With a volatile mix of the visionary and a confrontational style, he campaigned mostly in print to turn his passions into reality.
There is a nice continuity about the review in the Scots Magazine – quite apart from the very generous comments by the writer, this is the publication which carried articles by John for many years. At times you suspect the editor must have wondered what was coming next.
Over several decades John persuaded editors to take pieces over a wide range of subjects: on Mrs Kennedy-Fraser and Songs of the Hebrides, on the work of Fr Allan McDonald on the remote island of Eriskay (that work incidendentally now celebrated in a fine biography by Roger Hutchinson) and on Highland links with Nova Scotia. There were obituaries of Hebridean bards or storytellers and a two-part account of the founding of the Sea League on Barra by Compton Mackenzie and himself.

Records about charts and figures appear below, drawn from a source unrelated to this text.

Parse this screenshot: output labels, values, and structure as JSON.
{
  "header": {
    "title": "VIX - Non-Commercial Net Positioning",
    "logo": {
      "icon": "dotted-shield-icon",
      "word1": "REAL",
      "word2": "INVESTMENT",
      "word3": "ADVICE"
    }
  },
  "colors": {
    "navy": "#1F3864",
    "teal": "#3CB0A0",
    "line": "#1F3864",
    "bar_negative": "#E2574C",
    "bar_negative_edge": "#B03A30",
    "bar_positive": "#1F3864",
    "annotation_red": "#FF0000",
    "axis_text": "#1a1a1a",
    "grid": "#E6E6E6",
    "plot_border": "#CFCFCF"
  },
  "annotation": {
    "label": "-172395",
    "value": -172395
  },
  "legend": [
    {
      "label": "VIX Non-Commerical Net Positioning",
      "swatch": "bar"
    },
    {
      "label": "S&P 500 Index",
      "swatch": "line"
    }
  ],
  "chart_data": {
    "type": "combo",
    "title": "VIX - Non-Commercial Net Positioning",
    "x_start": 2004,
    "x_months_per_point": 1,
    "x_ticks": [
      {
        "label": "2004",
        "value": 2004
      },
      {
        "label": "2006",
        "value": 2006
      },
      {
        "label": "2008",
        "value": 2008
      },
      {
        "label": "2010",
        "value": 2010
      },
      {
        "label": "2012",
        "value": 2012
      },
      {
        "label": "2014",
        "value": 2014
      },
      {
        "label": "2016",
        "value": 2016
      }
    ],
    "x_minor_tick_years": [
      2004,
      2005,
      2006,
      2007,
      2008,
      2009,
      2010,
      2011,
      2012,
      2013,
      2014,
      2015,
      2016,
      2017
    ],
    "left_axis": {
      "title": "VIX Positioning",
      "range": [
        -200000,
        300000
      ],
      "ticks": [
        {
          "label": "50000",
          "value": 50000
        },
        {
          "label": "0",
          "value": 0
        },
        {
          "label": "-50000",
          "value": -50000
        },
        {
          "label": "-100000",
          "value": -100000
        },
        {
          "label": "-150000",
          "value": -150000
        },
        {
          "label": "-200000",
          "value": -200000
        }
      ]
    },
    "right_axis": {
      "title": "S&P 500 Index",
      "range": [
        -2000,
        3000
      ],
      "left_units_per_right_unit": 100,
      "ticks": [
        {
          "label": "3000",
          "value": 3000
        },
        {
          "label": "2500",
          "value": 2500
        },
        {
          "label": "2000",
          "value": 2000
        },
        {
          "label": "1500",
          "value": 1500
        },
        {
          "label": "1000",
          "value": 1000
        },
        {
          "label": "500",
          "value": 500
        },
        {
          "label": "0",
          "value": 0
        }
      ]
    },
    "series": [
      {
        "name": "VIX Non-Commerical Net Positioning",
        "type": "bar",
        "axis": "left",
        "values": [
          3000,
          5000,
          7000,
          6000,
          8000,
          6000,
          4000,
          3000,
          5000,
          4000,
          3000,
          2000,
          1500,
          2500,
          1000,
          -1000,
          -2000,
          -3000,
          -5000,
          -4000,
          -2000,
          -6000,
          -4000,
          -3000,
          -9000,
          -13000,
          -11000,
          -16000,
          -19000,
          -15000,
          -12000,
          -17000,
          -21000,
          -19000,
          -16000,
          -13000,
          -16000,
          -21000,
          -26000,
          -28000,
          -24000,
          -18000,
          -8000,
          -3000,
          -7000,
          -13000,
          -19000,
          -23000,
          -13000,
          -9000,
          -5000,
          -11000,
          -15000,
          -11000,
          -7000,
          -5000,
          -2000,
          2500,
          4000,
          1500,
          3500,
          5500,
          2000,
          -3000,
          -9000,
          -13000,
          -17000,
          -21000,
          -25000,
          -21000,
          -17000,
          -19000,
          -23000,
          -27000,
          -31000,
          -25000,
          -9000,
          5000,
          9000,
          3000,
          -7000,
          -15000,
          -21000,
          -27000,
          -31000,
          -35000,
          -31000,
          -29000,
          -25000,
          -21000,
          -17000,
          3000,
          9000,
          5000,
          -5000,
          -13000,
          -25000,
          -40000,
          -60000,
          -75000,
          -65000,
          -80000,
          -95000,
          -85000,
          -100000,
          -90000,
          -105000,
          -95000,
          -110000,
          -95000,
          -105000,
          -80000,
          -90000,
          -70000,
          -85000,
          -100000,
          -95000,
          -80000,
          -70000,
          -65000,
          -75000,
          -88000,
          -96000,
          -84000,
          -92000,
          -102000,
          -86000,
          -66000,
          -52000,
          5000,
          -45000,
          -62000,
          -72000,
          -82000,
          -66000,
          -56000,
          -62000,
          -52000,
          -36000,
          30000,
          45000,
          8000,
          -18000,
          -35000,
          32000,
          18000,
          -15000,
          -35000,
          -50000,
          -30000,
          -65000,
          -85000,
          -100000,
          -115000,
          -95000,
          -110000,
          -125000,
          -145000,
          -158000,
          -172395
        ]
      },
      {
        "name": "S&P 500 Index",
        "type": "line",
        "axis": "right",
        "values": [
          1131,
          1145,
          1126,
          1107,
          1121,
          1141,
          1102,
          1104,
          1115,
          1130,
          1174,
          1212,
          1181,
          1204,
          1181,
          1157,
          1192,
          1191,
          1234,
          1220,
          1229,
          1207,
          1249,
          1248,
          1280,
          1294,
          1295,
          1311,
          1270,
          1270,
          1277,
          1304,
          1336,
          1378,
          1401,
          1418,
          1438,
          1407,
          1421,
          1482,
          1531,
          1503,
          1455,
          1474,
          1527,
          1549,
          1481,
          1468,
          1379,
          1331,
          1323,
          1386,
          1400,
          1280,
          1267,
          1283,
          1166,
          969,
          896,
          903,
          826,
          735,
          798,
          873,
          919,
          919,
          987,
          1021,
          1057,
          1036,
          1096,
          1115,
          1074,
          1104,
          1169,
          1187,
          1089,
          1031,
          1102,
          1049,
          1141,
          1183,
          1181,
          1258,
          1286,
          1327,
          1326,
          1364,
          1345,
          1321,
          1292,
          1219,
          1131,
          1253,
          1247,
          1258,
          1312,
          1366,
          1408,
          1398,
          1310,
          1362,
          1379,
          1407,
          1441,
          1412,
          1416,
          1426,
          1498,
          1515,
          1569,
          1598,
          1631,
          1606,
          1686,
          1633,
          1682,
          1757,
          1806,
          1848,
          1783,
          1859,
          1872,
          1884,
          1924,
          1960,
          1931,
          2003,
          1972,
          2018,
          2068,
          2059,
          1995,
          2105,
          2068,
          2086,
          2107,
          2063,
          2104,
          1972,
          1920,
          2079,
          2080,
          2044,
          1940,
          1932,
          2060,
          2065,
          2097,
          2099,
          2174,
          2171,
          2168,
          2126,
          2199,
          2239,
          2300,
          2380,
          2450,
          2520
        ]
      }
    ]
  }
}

John’s rigorously researched work was regularly accepted by leading journals such as Scottish Gaelic Studies published by the Aberdeen University Celtic Department and Eriu, the leading Irish language publication but he was also keen to bring Gaelic culture and history to a wider public and it is to the credit of the Scots Magazine that they gave him his way.
Perhaps the subject matter sometimes looked a little out of place among the more folksy articles which were the magazine’s usual fare (this month’s edition includes cookery, culture and a walk in the Cuillins as well as a long list of book reviews), but John was convinced that there was a curiosity for Gaelic culture among general readers both at home and abroad. Clearly the editors thought so too. Which may be why the Scots Magazine is the oldest magazine still in publication.